JellyBaby's Blog

Posts Tagged ‘Gordon Brown

I’ve been able to vote for a few years now but I’ve never actually bothered to. I do actually feel guilty about this. After all, many suffragettes died to get us women the vote and I know I’m very lucky to live in a country where we actually get to choose our leaders. But the simple fact of the matter is that politics confuses and bores me. It seems to me that parties make all sorts of wonderful promises in the run up to an election which never become reality – and anyway, I’d much rather settle down and watch Neighbours rather than Question Time. It occured to me recently that the only knowledge I have about politics comes from reading the odd copy of The Sun and watching Mock The Week, which hasn’t exactly given me a very good education in the workings of the government.

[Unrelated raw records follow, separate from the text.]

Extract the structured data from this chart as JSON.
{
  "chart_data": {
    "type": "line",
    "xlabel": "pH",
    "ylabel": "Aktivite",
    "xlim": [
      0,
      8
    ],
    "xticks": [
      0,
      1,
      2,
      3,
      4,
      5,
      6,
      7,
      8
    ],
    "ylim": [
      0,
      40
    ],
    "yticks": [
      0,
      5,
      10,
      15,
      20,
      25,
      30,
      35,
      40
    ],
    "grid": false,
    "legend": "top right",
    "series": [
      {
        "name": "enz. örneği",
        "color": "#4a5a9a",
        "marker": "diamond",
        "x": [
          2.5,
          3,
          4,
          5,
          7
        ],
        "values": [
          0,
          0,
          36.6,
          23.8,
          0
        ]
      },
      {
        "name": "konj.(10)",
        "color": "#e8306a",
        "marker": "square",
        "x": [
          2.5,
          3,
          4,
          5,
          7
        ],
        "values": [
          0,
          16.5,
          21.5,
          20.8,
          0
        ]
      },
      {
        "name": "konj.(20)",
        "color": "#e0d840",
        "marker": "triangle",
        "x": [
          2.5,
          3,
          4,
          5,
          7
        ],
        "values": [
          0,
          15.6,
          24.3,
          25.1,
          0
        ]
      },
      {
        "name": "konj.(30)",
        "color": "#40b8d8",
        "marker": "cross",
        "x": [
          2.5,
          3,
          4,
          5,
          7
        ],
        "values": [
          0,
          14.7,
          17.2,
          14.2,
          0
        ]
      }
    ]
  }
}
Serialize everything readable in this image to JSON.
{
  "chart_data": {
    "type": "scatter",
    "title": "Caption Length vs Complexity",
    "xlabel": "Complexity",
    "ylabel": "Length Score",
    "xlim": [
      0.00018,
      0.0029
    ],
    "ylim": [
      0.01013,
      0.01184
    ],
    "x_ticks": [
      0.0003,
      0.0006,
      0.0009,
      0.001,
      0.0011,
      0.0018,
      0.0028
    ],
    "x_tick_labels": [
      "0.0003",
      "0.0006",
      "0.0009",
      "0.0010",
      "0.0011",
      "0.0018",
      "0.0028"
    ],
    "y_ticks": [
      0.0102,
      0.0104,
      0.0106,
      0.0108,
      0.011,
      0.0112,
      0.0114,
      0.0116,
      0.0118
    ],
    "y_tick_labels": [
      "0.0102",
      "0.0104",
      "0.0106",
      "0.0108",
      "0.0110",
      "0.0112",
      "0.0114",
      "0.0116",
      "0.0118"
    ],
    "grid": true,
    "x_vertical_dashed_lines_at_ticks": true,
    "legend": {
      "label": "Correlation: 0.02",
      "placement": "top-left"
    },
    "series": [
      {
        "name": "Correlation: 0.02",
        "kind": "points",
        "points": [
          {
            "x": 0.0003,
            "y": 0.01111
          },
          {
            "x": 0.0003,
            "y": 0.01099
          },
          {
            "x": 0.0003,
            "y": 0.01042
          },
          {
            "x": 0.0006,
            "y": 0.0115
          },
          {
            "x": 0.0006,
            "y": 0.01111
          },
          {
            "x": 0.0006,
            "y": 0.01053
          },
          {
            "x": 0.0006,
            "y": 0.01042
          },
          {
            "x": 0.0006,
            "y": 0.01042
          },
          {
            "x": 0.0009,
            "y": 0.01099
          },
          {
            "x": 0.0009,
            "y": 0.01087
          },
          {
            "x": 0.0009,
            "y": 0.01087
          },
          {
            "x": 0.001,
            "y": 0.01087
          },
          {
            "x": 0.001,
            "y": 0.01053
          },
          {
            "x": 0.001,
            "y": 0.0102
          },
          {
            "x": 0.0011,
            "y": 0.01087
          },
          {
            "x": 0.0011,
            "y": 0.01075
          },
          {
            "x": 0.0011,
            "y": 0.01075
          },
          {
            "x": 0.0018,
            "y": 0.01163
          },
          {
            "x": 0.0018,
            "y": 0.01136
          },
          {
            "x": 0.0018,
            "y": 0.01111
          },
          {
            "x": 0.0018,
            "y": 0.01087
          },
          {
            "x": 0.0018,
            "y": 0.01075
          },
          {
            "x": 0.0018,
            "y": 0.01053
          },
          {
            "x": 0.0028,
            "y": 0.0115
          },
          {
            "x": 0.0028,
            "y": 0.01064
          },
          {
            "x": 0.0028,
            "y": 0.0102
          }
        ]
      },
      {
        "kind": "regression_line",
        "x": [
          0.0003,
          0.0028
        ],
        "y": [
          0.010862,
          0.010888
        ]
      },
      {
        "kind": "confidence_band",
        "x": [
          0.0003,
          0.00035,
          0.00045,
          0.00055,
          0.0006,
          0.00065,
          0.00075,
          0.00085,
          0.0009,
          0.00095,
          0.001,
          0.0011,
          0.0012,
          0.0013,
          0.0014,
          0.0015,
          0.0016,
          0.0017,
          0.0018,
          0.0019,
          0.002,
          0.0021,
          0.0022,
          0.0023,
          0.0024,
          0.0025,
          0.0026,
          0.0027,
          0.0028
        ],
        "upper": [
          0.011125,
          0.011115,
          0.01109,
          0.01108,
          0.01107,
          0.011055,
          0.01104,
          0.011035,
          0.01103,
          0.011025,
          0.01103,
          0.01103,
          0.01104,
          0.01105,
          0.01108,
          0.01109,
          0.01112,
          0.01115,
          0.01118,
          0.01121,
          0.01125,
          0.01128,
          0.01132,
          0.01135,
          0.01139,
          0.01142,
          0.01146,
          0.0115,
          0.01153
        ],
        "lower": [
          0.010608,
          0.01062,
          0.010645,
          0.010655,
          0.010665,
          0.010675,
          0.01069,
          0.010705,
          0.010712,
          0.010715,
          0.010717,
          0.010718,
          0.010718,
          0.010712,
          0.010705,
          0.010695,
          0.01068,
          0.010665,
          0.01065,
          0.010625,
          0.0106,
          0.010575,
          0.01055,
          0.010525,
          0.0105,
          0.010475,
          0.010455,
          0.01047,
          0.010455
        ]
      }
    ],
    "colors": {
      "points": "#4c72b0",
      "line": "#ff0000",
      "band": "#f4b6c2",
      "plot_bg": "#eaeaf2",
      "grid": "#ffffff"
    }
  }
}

Recently, however, I sat down with a cuppa and Company and read three very informative interviews, done by girls my age, with the leaders of the main parties here in Britain, Gordon Brown, David Cameron, and Nick Clegg. In amongst questions about where they buy their clothes and what movies they’ve recently watched were intelligent ones on their manifestos and in particular, how they’re going to help people like me if they come into power.

From getting on the housing ladder to tackling student finance, these interviews showed me that it’s essential for anyone who can to vote as politics affect us all. Just looking back over my blog I see that I’ve written about welsh language law, immigration, and global warming in amongst my ramblings about Glee and the X Factor. I always considered politics to be a load of old men in suits; thanks to Company and their excellent articles on how important it is to have an interest I see that politics plays a part in every aspect of my day to day life.

The price of petrol; public transport; wages; bank charges; education and more – all are affected by the government, therefore it is essential that we vote for whoever we believe will give us the best deal for the next four or five years.

I can’t say that I’m going to swap my tabloids for the Times, or American Idol for BBC Parliament, but on election day, I will be marking my ballot and feeling grateful that I have that chance. The opportunity to vote is more precious than we can imagine, so use it!


The Sun launched a fresh attack on Gordon Brown last weekend after he sent a mistake-filled letter to the mother of a dead soldier.

In the handwritten note to Jacqui Janes, he misspelled her name as Mrs JAMES and made numerous spelling errors. The Sun are now using this letter to criticise the prime minister, calling him disrespectful and accusing him of not caring for our armed forces.

But the Sun seem to have misjudged public mood on this matter. Most people seem to think that this is all a fuss about nothing, and I have to agree.

I feel the utmost sympathy to Mrs Janes but I cannot criticise Gordon Brown simply because he’s got bad handwriting.

Brown is blind in one eye and partially sighted in another after a childhood rugby accident, so it’s no wonder that his handwriting may not be the completely legible. I’m sure he’s been told that on numerous occasions but he still makes the effort to sit down and write to every family of those killed in the war effort. This should be commended. After all, if he chose to type his letter or got an assistant to write it he would be criticised just as much, so this seems like a battle he can never win. It’s also important to remember that handwriting is not an example of how clever or competent someone is. Some of the cleverest people I know have handwriting that is nothing more than a scrawl and Einstein was reportedly dyslexic – he may have had a hard time spelling certain words but he is still one of the world’s most famous and respected scientists. As for getting Mrs Janes’ name wrong, I’m sure he didn’t do it on purpose and didn’t mean any disrespect.

The Sun need to stop this mindless Brown-bashing. He faces enough criticism on a daily basis without the tabloids making up controversy where there is none.